Preserving greenery in the EEC
The Rayong Botanical Garden hopes to attract tourists and preserve natural heritage
Just a few hours from Bangkok by car, Rayong is famous as a getaway among urban holidaymakers for its seafood and fruit.
The province is also a centre of the chemical and automotive industries and is one of three eastern provinces (along with Chon Buri and Chachoengsao) designated as the development base for the government's flagship Eastern Economic Corridor (EEC).
In parallel with ongoing efforts to boost industry investment in the EEC provinces, responsible agencies are busy upgrading the Rayong Botanical Garden into a significant tourist spot in the EEC.
Initiated by Her Majesty Queen Sirikit the Queen Mother, Rayong Botanical Garden covers 3,877 rai, home to a great number of valuable Thai plants, with a focus on rare, endemic and endangered species.
According to Wachana Boonchai, chief of Rayong Botanical Garden, the site sprang from the foresight of the Botanical Garden Organization regarding the significance of plant preservation in different regions of the country.
There was a determination to establish a botanical centre for each region.
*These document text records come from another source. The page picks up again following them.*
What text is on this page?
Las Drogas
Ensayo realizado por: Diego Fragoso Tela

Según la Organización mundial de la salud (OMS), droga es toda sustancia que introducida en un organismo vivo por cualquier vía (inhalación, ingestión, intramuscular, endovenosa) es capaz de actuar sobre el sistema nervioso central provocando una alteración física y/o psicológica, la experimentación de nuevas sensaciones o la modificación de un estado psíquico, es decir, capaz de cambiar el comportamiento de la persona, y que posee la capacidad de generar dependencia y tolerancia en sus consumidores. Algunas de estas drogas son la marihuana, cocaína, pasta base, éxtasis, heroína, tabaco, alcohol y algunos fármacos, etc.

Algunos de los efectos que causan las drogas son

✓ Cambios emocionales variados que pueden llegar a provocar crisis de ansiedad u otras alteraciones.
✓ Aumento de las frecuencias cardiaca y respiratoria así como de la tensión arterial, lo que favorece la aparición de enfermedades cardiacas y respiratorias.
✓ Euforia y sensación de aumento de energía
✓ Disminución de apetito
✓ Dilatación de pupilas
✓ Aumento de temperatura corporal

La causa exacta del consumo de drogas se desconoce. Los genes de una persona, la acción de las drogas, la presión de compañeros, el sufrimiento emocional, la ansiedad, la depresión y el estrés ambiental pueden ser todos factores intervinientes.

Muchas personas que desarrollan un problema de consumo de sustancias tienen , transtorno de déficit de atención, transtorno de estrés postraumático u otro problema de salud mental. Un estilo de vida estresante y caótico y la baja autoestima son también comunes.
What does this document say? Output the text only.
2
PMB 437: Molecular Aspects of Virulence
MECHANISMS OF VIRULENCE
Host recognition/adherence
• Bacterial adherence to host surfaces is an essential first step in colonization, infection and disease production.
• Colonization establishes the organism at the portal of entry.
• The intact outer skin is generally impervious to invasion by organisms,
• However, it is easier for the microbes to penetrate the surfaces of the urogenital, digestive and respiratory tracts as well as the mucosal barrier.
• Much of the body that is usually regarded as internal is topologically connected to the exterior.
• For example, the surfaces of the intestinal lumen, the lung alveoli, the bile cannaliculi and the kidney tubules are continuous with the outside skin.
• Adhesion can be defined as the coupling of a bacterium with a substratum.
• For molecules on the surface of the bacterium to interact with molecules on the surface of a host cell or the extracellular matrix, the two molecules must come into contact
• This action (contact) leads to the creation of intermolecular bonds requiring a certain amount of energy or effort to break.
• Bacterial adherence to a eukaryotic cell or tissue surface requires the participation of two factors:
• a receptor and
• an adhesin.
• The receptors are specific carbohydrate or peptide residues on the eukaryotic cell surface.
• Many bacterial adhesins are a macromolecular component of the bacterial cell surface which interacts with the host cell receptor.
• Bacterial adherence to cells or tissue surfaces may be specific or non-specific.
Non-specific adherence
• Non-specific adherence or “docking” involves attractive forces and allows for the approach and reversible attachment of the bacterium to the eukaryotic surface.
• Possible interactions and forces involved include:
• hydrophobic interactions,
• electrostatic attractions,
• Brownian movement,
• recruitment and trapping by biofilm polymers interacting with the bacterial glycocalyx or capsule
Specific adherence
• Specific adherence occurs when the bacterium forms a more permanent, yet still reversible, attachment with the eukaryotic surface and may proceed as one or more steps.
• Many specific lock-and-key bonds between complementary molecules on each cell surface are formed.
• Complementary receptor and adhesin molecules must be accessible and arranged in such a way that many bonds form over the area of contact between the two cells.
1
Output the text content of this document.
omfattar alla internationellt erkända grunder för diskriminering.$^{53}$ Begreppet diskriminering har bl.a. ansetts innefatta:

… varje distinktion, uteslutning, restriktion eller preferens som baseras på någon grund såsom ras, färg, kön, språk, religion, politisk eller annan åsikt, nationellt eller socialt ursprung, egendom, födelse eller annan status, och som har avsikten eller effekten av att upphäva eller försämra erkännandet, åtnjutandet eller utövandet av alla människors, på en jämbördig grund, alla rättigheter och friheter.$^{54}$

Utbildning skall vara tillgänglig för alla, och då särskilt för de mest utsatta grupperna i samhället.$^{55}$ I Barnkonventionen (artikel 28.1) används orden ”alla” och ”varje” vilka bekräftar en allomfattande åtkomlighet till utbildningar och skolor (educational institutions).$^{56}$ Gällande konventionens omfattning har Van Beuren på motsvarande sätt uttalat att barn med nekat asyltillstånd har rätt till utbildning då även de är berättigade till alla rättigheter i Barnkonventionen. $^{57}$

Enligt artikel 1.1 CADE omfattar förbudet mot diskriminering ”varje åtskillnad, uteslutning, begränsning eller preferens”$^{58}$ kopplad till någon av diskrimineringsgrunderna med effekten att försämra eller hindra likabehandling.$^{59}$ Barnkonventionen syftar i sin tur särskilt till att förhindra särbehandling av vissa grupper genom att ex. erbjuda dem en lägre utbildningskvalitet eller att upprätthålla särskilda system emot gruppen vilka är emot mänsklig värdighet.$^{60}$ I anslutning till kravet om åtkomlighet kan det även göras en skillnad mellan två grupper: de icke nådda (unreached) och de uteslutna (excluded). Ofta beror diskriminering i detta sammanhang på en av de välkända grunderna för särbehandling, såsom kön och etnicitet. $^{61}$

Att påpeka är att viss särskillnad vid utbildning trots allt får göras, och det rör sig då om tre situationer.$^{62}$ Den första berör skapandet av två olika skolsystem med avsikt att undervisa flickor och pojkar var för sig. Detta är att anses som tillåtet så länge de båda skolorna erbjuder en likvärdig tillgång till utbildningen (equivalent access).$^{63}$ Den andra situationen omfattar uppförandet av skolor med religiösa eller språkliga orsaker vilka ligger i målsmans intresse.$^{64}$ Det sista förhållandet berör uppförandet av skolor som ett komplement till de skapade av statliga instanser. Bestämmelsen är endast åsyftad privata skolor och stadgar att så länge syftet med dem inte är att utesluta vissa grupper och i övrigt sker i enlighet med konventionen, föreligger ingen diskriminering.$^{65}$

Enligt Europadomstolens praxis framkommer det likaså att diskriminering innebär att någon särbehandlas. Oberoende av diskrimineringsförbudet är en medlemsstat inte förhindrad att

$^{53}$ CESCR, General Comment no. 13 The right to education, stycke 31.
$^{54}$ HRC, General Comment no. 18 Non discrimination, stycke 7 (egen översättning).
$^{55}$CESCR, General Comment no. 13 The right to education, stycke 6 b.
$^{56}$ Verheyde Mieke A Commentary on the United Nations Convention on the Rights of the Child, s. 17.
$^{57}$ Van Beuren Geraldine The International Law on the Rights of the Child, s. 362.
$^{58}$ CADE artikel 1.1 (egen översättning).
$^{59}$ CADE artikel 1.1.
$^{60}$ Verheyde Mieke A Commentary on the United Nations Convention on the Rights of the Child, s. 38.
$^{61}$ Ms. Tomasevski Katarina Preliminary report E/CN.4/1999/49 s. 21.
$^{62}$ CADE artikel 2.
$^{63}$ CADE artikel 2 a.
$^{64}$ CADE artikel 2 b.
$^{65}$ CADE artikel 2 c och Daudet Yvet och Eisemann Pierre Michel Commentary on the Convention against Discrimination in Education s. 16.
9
Rayong province worked collaboratively with regional organisations, exploring Samnangyai Swamp (Jamrung Swamp), spanning 3,877 square metres in Chak Phong subdistrict in Klaeng district. The province and locals agreed to establish Rayong Botanical Garden as representative of eastern Thailand in 2002.
The aim of the garden is to develop a natural learning centre for educating locals as well as visitors about the conversation of wetland resources and native plants. With this aim, plant resources will be conserved and sustainably used.
Mr Wachana explains a walking route in the garden.
Later, the local community agreed to protect this huge wetland as part of the natural heritage of Rayong province.
The wetland became a national heritage site according to a cabinet announcement on Nov 3, 2009. The goal in creating such a site is conservation and protection regulations for the national wetland, said Mr Wachana.
He said the Natural Resources and Environment Ministry wants to develop the garden to have higher standards as a tourist attraction in the EEC.
The garden is asking for a budget of 50 million baht for fiscal 2022.
Mr Wachana said the agency asked for a supporting budget from the province to develop a learning centre and improve natural tourism trails this year, but the request was not approved.
"We hope the improvement will attract more younger visitors, foreigners and Thai tourists, allowing the project to become sustainable and creating tourism revenue to boost the economy in the eastern region," he said.
There are a handful of eco-tourism spots in the EEC, and the Rayong Botanical Garden has the potential to be developed as an attraction for nature lovers and students, Mr Wachana said.
The EEC Office predicts the population of the EEC provinces will double to 6.29 million by 2037, with the number of tourists expected to double to 51.3 million by the same year.
Kanit Sangsubhan, secretary-general of the EEC Office, said the Rayong Botanical Garden development plan has already been included in the EEC's budget plan for fiscal 2022.
He said the office aims to upgrade the garden to become a centre for organic plantation, which requires spending on R&D from the government and the private sector. Becoming a learning hub for organic plantation requires the locals and students to use high technology, making the garden more than a tourism spot, Mr Kanit said.